How can you write a travel article about Tacoma and not mention the Silver Cloud Inn and its luxurious Crazy Apple Rumors suite? For crying out loud, the Silver Cloud Inn is right on the waterfront! Instead, the LAT recommends staying at some hipster hotel with a “stunning glass collection”.

And what does the paper recommend you eat? Tacos. Vuelve a la Vida may be great, but I live in Austin; if I’m going to Tacoma, I’m going to get away from tacos.

(I’m still hoping to get up to Tacoma one of these days, before John Moltz becomes the famous Internet personality he deserves to be and starts spending all of his time cavorting with SI swimsuit models and professional drifers.)

I went back to Ohio, but my city was gone.

Monday, July 15th, 2013

Well, not really “gone”. I hadn’t been back to Ohio for nine years, and it amazed me somewhat both how much and how little has changed.

For example, there’s an entire grocery chain that I don’t remember from my last trip…that takes the Discover card and cash. No Visa/AmEx/MasterCard/Diner’s Club, not even debt cards with a PIN, just cash and Discover. Who came up with this idea?

On the other hand, the tractor tire store that was a landmark on the way to Grandma’s place is still there, after 40 something years. And Grandma’s place still feels remote from everything, even though there’s major strip centers at the end of her road, and even though much of the land was sold off over the past few years (and now has houses sitting on it).

And the old NASA hanger is still visible from the airport. That was another landmark for us kids. (My dad worked there, back when it was still the Lewis Research Center, before it was renamed “NASA John H. Glenn Research Center at Lewis Field“. Which is a mouthful. Not that I’m bitter or anything over the renaming; by gosh, if anyone deserved to have a NASA facility named after him, it was John Glenn.)

This is shaping up to be a long post, and sort of “stream of consciousness”, so I’m going to put the rest of it behind a jump. Before I do, here’s Grandma’s obituary, just for the record.

(more…)

(not) Fire.

Sunday, July 14th, 2013

I’m not 100% happy with the way these photos turned out, but it was a hard subject to photograph: I think it would have been hard even with the big camera instead of an iPhone. While they aren’t perfect, I think they’re interesting enough to post.

arcade1

arcade2

(Interior, Cleveland Arcade, downtown Cleveland, Ohio.)

I’ve been thinking about picking up one of the Olloclip lens kits soonish, depending on how things go. Anyone have any experience with these, or anything they’d recommend instead? I’m mostly interested in the wide-angle and macro lenses.

Ist das nicht eine schnitzel bank?

Saturday, July 13th, 2013

schnitzelbank

Ja, das ist eine schnitzel bank!

Supreme lager, always!

(Poster found on wall at Great Lakes Brewing Company, Cleveland, Ohio.)

Related:

Back on the chain gang.

Friday, July 12th, 2013

Sorry about the radio silence for the past few days. I’ve been spending a lot of time with family, and kicking around the Cleveland area.
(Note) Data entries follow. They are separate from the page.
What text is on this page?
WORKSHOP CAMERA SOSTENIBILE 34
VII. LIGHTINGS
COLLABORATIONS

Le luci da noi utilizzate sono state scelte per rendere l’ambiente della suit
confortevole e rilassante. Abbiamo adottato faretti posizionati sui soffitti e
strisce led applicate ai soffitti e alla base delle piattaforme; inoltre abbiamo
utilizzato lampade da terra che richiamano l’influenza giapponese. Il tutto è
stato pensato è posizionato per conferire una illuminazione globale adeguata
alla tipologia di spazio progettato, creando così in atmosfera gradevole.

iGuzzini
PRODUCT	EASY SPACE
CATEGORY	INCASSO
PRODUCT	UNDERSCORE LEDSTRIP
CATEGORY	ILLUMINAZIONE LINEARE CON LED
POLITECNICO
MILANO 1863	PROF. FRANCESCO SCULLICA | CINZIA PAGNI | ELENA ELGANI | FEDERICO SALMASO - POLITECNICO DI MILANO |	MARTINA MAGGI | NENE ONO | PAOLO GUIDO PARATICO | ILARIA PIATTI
Our flight got in around 7 PM last night, and it was 10 PM by the time I got home. I’m trying to get caught up, and hope to have more substantial reports and some photos up over the weekend.

In the meantime, have some music.

(Man, wasn’t Learning to Crawl a great album? “Back On the Chain Gang”, “My City Was Gone”, “Middle of the Road”…)

Teaser.

Monday, July 8th, 2013

I’m waiting until I get back to edit and post photos. (As a side note, geotagging photos is a PITA on Ubuntu, compared to Apple’s iPhoto.)
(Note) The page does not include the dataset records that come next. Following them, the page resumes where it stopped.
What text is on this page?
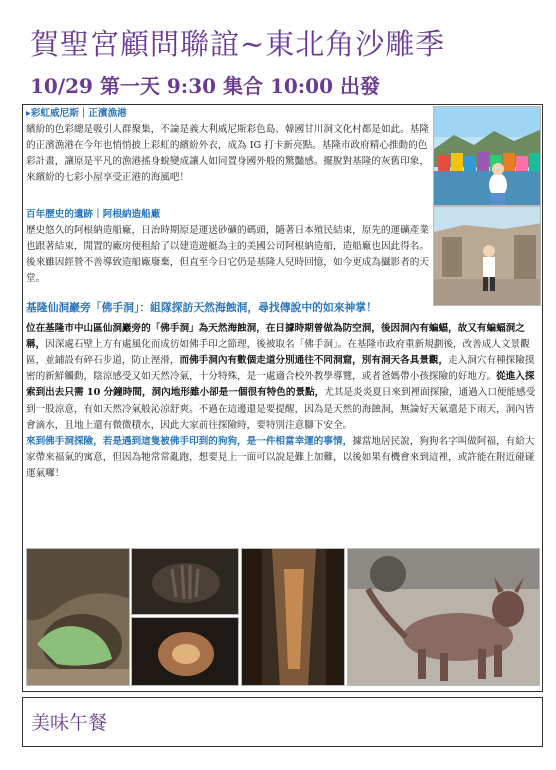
賀聖宮顧問聯誼~東北角沙雕季
10/29 第一天 9:30 集合 10:00 出發

▸彩虹威尼斯｜正濱漁港

繽紛的色彩總是吸引人群聚集，不論是義大利威尼斯彩色島、韓國甘川洞文化村都是如此。基隆的正濱漁港在今年也悄悄披上彩虹的繽紛外衣，成為 IG 打卡新亮點。基隆市政府精心推動的色彩計畫，讓原是平凡的漁港搖身蛻變成讓人如同置身國外般的驚豔感。擺脫對基隆的灰舊印象，來繽紛的七彩小屋享受正港的海風吧！

百年歷史的遺跡｜阿根納造船廠

歷史悠久的阿根納造船廠，日治時期原是運送砂礦的碼頭，隨著日本殖民結束，原先的運礦產業也跟著結束，閒置的廠房便租給了以建造遊艇為主的美國公司阿根納造船，造船廠也因此得名。後來雖因經營不善導致造船廠廢棄，但直至今日它仍是基隆人兒時回憶，如今更成為攝影者的天堂。

基隆仙洞巖旁「佛手洞」：組隊探訪天然海蝕洞，尋找傳說中的如來神掌！

位在基隆市中山區仙洞巖旁的「佛手洞」為天然海蝕洞，在日據時期曾做為防空洞，後因洞內有蝙蝠，故又有蝙蝠洞之稱，因深處石壁上方有處風化而成彷如佛手印之節理，後被取名「佛手洞」。在基隆市政府重新規劃後，改善成人文景觀區，並鋪設有碎石步道，防止溼滑，而佛手洞內有數個走道分別通往不同洞窟，別有洞天各具景觀，走入洞穴有種探險摸密的新鮮觸動，陰涼感受又如天然冷氣，十分特殊，是一處適合校外教學導覽，或者爸媽帶小孩探險的好地方。從進入探索到出去只需 10 分鐘時間，洞內地形雖小卻是一個很有特色的景點，尤其是炎炎夏日來到裡面探險，通過入口便能感受到一股涼意，有如天然冷氣般沁涼舒爽。不過在這邊還是要提醒，因為是天然的海蝕洞，無論好天氣還是下雨天，洞內皆會滴水，且地上還有微微積水，因此大家前往探險時，要特別注意腳下安全。

來到佛手洞探險，若是遇到這隻被佛手印到的狗狗，是一件相當幸運的事情，據當地居民說，狗狗名字叫做阿福，有給大家帶來福氣的寓意，但因為牠常常亂跑，想要見上一面可以說是難上加難，以後如果有機會來到這裡，或許能在附近碰碰運氣囉！

美味午餐
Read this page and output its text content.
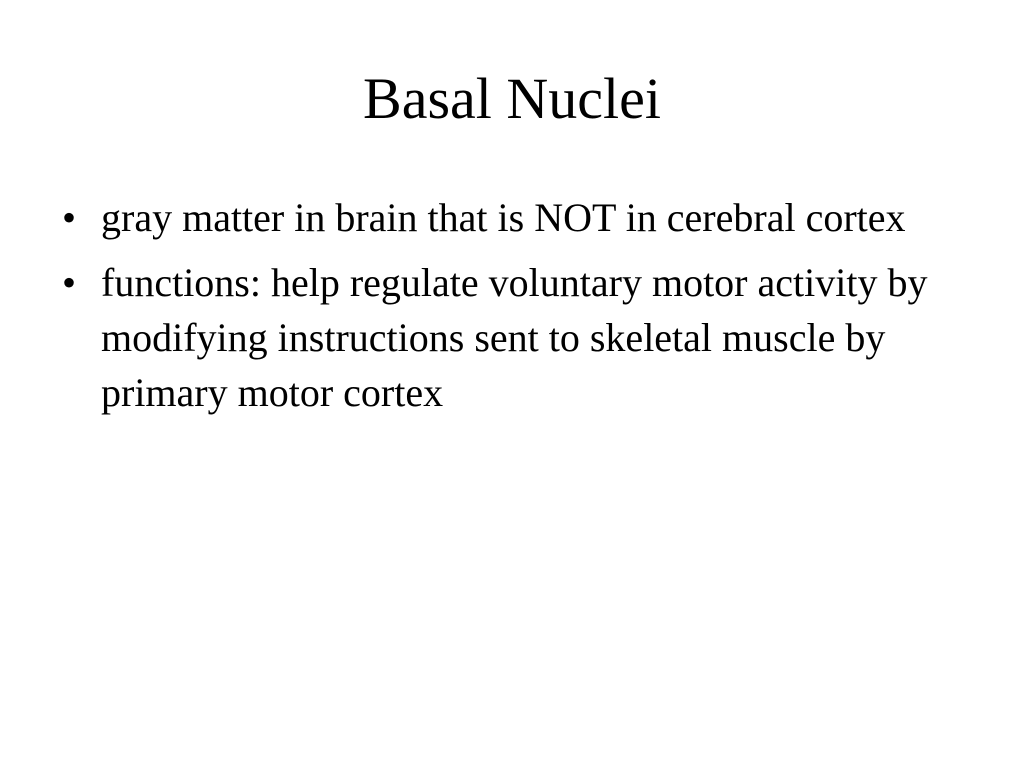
Basal Nuclei
• gray matter in brain that is NOT in cerebral cortex
• functions: help regulate voluntary motor activity by modifying instructions sent to skeletal muscle by primary motor cortex
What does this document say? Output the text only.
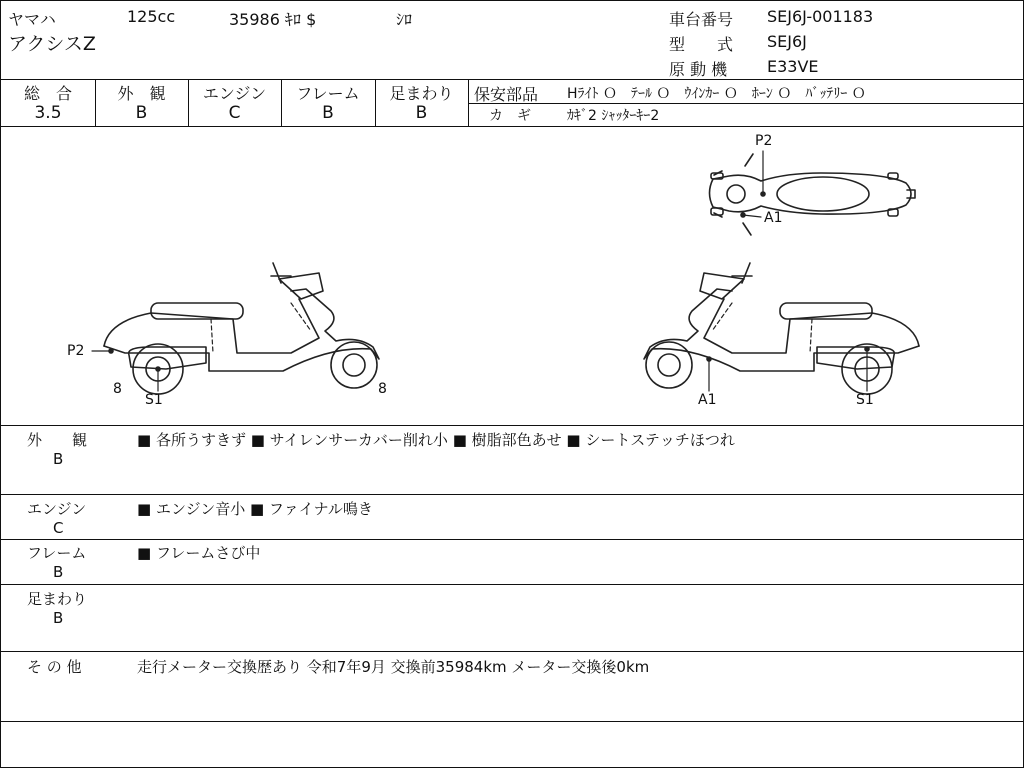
ヤマハ	125cc	35986 ｷﾛ $	ｼﾛ
アクシスZ
車台番号 SEJ6J-001183
型　　式 SEJ6J
原 動 機 E33VE
総　合
3.5
外　観
B
エンジン
C
フレーム
B
足まわり
B
保安部品 Hﾗｲﾄ Ｏ　ﾃｰﾙ Ｏ　ｳｲﾝｶｰ Ｏ　ﾎｰﾝ Ｏ　ﾊﾞｯﾃﾘｰ Ｏ
カ　ギ	ｶｷﾞ2 ｼｬｯﾀｰｷｰ2
P2
A1
P2
8
S1
8
A1	S1
外　　観
B
■ 各所うすきず ■ サイレンサーカバー削れ小 ■ 樹脂部色あせ ■ シートステッチほつれ
エンジン
C
■ エンジン音小 ■ ファイナル鳴き
フレーム
B
■ フレームさび中
足まわり
B
そ の 他	走行メーター交換歴あり 令和7年9月 交換前35984km メーター交換後0km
We (that is, my mother, aunt, uncle, and I) were trying to get a good view of the tall ships at the Port of Cleveland. Which we couldn’t do yesterday, because the good views required $10 a car for parking plus $14 a person. However, my mother and I went back downtown today and took some photos.

I’ve been thinking a lot about firefighters recently. There was the West incident, and then the Houston Fire Department lost four people fighting a fire in a crack motel. Then there was Arizona. And it isn’t clear to me if any firefighters were lost in Quebec.

We stumbled across this yesterday while we were out, and I wanted to go back and photograph it. I’m happy with the way this photo came out.

memorial

Cleveland Fallen Firefighters Memorial, Cleveland, Ohio.

Interesting thing about this memorial: it was designed by Luis Jiménez, who also started building the sculpture. Mr. Jiménez was a popular and well-regarded sculptor. While he was working on the Firefighters Memorial, he was also working on the “Blue Mustang” sculpture for the Denver International Airport. In the process of building that sculpture, part of it fell and fatally injured Mr. Jiménez, and the memorial was completed by other people.

Administrative note.

Tuesday, July 2nd, 2013

I’m going through a little bit of personal agita right now. The next few days leading up to, and during, the holiday, are shaping up to be kind of busy. Mostly the fun kind of busy (some of us are trying to plan a range trip; plus, fireworks), but with some work involved.

This coming Saturday, I will be flying out to Cleveland. My maternal grandmother passed away on Saturday, and her funeral is scheduled for a week from today. I plan to take a laptop with me and blog as much as I can from the road, but be prepared for a bit of a slowdown.

(I know there’s been a bit of a slowdown already. Mostly, that’s because there hasn’t been a lot going on that I’ve found worthy of blogging. I think we’re into the summer slowdown season; things are so hot that everyone is acting like giant lizards, conserving energy as much as they possibly can. Which is great for keeping cool, but not so great for providing blog fodder.)

(Is it just me, or is Houston experiencing a rash of motel fires?)

I hope you like poop.

Wednesday, April 10th, 2013

At the moment, I have about $121 in my pocket change container. I could probably scrape up another $30 or so.

What could I do with that money?

I could take a Carnival cruise!

A four-night trip on Carnival’s Inspiration, leaving Miami on April 22, costs $149 a person, including meals and some beverages, according to the cruise company’s website yesterday.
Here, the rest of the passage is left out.